Gangliosides have a pretty impressive resume. Indeed, if out on an interview, the hiring committee would be hard pressed to come up with a weakness in gangliosides. So it would seem the next logical step should be to ensure all infants, both breast and formula fed, get more of them in their diet. But how much? And how do we increase milk ganglioside concentration?
Presently there have only been a handful of studies that have investigated the effects of ganglioside supplementation in human infants, and maternal supplementation experiments have been limited to animal models. In all studies, subjects were supplemented with bovine-derived gangliosides. Although lower in total ganglioside concentration than human milk, bovine milk does have GD3 and GM3 (Lee et al., 2013), the predominant gangliosides in human milk.

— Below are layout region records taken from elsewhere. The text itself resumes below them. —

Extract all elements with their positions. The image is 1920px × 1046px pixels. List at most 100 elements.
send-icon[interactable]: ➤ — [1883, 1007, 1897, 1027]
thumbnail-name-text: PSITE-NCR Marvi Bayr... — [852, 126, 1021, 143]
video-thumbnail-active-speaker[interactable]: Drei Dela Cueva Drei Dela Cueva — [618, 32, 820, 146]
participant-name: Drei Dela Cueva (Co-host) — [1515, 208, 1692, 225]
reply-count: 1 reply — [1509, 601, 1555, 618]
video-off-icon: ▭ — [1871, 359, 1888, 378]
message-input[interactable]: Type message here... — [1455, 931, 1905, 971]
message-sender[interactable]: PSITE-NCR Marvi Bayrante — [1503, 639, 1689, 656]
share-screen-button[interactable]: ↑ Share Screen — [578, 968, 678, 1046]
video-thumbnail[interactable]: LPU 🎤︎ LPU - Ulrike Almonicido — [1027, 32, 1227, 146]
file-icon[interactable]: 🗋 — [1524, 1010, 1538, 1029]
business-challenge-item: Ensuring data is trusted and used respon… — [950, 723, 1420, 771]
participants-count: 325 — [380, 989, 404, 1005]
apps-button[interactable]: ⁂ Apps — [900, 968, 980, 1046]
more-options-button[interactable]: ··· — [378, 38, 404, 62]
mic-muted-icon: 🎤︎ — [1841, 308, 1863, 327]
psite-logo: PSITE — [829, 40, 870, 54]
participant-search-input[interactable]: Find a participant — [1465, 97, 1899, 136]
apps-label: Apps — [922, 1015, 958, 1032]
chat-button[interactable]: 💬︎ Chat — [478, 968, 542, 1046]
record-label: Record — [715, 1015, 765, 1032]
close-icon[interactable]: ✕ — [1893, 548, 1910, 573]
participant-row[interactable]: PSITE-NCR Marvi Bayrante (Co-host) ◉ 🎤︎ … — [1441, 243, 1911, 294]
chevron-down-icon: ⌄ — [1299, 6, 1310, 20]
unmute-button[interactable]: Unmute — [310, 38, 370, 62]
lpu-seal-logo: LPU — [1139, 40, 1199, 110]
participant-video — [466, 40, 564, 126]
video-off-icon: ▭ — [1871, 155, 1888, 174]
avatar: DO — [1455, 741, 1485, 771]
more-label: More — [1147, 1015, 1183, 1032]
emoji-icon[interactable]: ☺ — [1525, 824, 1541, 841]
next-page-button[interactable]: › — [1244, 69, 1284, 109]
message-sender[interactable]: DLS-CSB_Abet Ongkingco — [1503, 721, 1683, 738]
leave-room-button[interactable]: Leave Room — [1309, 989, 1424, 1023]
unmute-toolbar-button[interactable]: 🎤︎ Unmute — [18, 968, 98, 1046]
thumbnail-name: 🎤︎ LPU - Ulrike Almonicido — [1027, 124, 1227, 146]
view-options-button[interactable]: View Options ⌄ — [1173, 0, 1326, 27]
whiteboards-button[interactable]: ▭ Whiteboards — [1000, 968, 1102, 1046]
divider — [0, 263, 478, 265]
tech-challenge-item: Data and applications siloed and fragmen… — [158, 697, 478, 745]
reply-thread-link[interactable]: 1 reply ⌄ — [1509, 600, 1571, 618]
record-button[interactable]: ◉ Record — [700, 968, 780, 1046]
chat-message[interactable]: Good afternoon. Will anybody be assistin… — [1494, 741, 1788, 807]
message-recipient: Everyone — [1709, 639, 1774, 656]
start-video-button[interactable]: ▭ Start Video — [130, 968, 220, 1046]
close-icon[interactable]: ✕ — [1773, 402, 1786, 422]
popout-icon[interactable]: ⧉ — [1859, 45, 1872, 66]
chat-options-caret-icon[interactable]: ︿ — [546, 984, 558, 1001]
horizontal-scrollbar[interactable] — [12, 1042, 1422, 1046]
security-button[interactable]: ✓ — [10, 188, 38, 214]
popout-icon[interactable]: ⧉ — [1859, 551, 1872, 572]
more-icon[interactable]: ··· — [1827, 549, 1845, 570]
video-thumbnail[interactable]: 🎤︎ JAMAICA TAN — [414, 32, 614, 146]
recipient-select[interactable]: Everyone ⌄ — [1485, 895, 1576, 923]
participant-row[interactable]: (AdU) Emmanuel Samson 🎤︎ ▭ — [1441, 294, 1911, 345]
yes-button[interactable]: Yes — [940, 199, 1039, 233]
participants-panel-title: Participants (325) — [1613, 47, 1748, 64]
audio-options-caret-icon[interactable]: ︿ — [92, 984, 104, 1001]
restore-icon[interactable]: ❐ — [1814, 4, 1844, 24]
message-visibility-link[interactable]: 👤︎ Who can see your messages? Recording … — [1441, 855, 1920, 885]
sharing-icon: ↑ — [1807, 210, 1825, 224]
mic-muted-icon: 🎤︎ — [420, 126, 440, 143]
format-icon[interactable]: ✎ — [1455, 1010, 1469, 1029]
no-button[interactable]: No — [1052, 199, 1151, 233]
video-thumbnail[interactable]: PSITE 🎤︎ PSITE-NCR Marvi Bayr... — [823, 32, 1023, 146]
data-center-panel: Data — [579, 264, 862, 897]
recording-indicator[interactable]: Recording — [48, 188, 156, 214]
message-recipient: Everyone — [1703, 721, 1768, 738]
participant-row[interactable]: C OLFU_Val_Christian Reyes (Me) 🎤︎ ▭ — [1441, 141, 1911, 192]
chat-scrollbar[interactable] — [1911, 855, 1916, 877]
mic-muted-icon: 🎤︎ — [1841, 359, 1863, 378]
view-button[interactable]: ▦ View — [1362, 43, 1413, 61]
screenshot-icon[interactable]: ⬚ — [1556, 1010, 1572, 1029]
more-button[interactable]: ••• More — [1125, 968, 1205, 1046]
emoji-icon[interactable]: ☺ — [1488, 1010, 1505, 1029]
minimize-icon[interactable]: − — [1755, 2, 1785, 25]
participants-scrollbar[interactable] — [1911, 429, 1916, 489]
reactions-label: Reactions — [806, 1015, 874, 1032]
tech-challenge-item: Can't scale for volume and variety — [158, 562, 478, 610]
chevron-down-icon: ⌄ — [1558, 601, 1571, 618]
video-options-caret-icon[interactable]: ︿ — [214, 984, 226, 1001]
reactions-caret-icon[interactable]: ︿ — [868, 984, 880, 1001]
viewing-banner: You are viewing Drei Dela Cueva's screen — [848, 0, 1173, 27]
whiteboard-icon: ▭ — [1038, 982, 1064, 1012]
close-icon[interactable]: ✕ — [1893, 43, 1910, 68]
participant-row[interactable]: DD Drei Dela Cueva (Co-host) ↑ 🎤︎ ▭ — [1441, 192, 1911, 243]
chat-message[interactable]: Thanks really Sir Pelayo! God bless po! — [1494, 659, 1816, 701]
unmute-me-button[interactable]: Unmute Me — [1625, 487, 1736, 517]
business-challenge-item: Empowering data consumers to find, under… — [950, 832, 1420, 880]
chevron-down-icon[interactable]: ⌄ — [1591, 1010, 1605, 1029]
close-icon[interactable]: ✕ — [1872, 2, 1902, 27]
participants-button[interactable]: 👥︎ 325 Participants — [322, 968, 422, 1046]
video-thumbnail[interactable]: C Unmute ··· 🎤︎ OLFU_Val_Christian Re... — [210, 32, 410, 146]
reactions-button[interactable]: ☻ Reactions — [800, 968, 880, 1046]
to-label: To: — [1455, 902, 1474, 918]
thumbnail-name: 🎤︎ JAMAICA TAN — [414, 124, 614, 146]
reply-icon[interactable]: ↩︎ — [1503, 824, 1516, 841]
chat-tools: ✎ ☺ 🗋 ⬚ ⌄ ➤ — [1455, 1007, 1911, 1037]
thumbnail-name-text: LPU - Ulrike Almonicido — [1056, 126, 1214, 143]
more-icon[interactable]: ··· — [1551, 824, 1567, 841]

Larger studies are required to establish the safety and efficacy of ganglioside supplementation and to determine what concentrations may be considered optimal. Gurnida et al. (2012) and Ryan et al. (2013) both suggest using levels in human milk as a model for formula supplementation. While a reasonable suggestion, it ignores what could be very important variation in ganglioside concentration and composition across and within human populations. As research on milk ganglioside function moves forward, it is imperative to establish the magnitude and potential sources of variation in milk gangliosides across human populations.
Gurnida DA, Rowan AM, Idjradinata P, Muchtadi D, Sekarwana N. (2012) Association of complex lipids containing gangliosides with cognitive development of 6-month-old infants. Early Hum Dev 88:595-601.
Iwamori M, Takamizawa K, Momoeda M, Iwamori Y, Taketani Y. (2008) Gangliosides in human, cow and goat milk, and their abilities as to neutralization of cholera toxin and botulinum type A neurotoxin. Glycoconj J 25:675-683.
Lee H, German JB, Kjelden R, Lebrilla CB, Barile D. (2013) Quantitative analysis of gangliosides in bovine milk and colostrum-based dairty products by ultrahigh performance liquid chromatography-tandem mass spectrometry. J Agric Food Chem 61:9689-9696.
McJarrow P, Schnell N, Jumpsen J, Clandinin T. (2009) Influence of dietary gangliosides on neonatal brain development. Nutr Rev 67:451-463.
Rueda R. (2007) The role of dietary gangliosides on immunity and the prevention of infection. Br J Nutr 98 Suppl 1:S68-73.
Ryan JM, Rice GE, Mitchell MD. (2013) The role of gangliosides in brain development and the potential benefits of perinatal supplementation. Nutr Res 33:877-87.
Wang B. (2009) Sialic acid is an essential nutrient for brain development and cognition. Annu Rev Nutr 29:177-222.
Wang B, McVeagh P, Petocz P, Brand-Miller J. (2003) Brain ganglioside and glycoprotein sialic acid in breastfed compared with formula-fed infants. Am J Clin Nutr 78:1024-1029.